Con este objetivo se ha organizado el taller “Bandas Juveniles: Prevención e intervención” impartido por a la antropóloga experta en agrupaiones de calle, Katia Yocasta, quien dirige un proyecto de intervención integral e interdisciplinar con jóvenes para la prevención de la violencia. La iniciativa, impulsada por la embajada de la República Dominicana, es posible gracias a la colaboración de varios proyectos y recursos y a la implicación de los y las educadoras de calle.

Trabajar con los chicos de las agrupaciones violentas, todo varones, es un reto para las y los profesionales. Las chicas tienen un papel secundario, sólo son “la pareja de” y son usadas para mover armas o conseguir información, por lo que están igualmente expuestas.

Los verdaderos protagonistas de estos grupos son chavales jóvenes, incluso niños de 13 años, que viven en barrios estigmatizados, con altos niveles de pobreza, elevadas cifras de paro, con centros educativos que son guetos y donde no hay recursos específicos, como educadores y educadoras de calle.

Es el sentimiento de soledad y la necesidad de pertenecer a un grupo de iguales lo que lleva a estos chavales a integrarse en una agrupación violenta donde encuentra el reconocimiento y la valoración que necesitan. Porque la gran mayoría provienen de familias desestructuradas. Algunos son hijos de mujeres que vinieron de su país para ofrecer mejor vida a sus familias y dejaron allí a sus hijos e hijas menores que disfrutaron de una calidad de vida razonable gracias a los dineros enviados con mucho esfuerzo por sus madres. Al llegar a España, gracias a la reagrupación familiar, se encontraron con una situación complicada: no conocían a sus madres y apenas las veían por sus largas jornadas de trabajo, vivían en barrios humildes y en espacios pequeños y, además, no tenían amigos. En los últimos años se trata de menores autóctnos, de madre y padre españoles, pero que se identifican con el grupo, con sus valores y maneras de relacionarse.

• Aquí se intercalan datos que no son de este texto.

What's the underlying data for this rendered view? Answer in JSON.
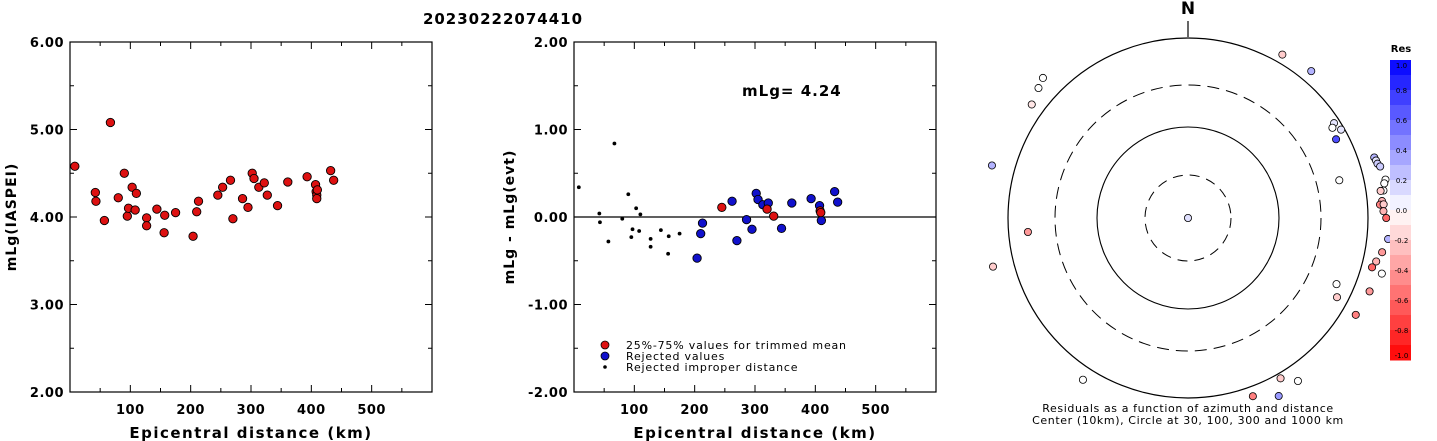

Las personas profesionales que trabajan con esta población defienden que “son chavales como cualquier otro, que no son monstruos”, que es difícil llegar a ellos pero que se abren si los aceptan como personas de referencia. Por eso, el papel de los educadores y educadoras es de vital importancia. Como lo es un verdadero trabajo en red, que cuente con la colaboración de recursos y proyectos diversos con el objetivo de acercarse a estos chavales y ofrecerles otras expectativas e ilusiones y desactivar así la normalización de la violencia con la que conviven.

Desde el movimiento vecinal se está realizando un gran esfuerzo para afrontar esta realidad, Como la labor que hacen las dinamizadoras de Vallecas que está sirviendo para detectar casos de agresiones violentas por jóvenes, dar apoyo a la vecindad y derivar a otros recursos específicos. El proyecto de dinamización de la FRAVM pertenece al Grupo motor de la Comisión dde agrupaciones juveniles de la Mesa de Intervención Social de San Diego – Puente de Vallecas.

Para nuestros barrios es un reto. Las asociaciones y recursos vecinales están poniendo todo su esfuerzo poque estos jóvenes, chicos y chicas también son parte de la vecindad y tienen un papel vital en el fomento de una mejor convivencia.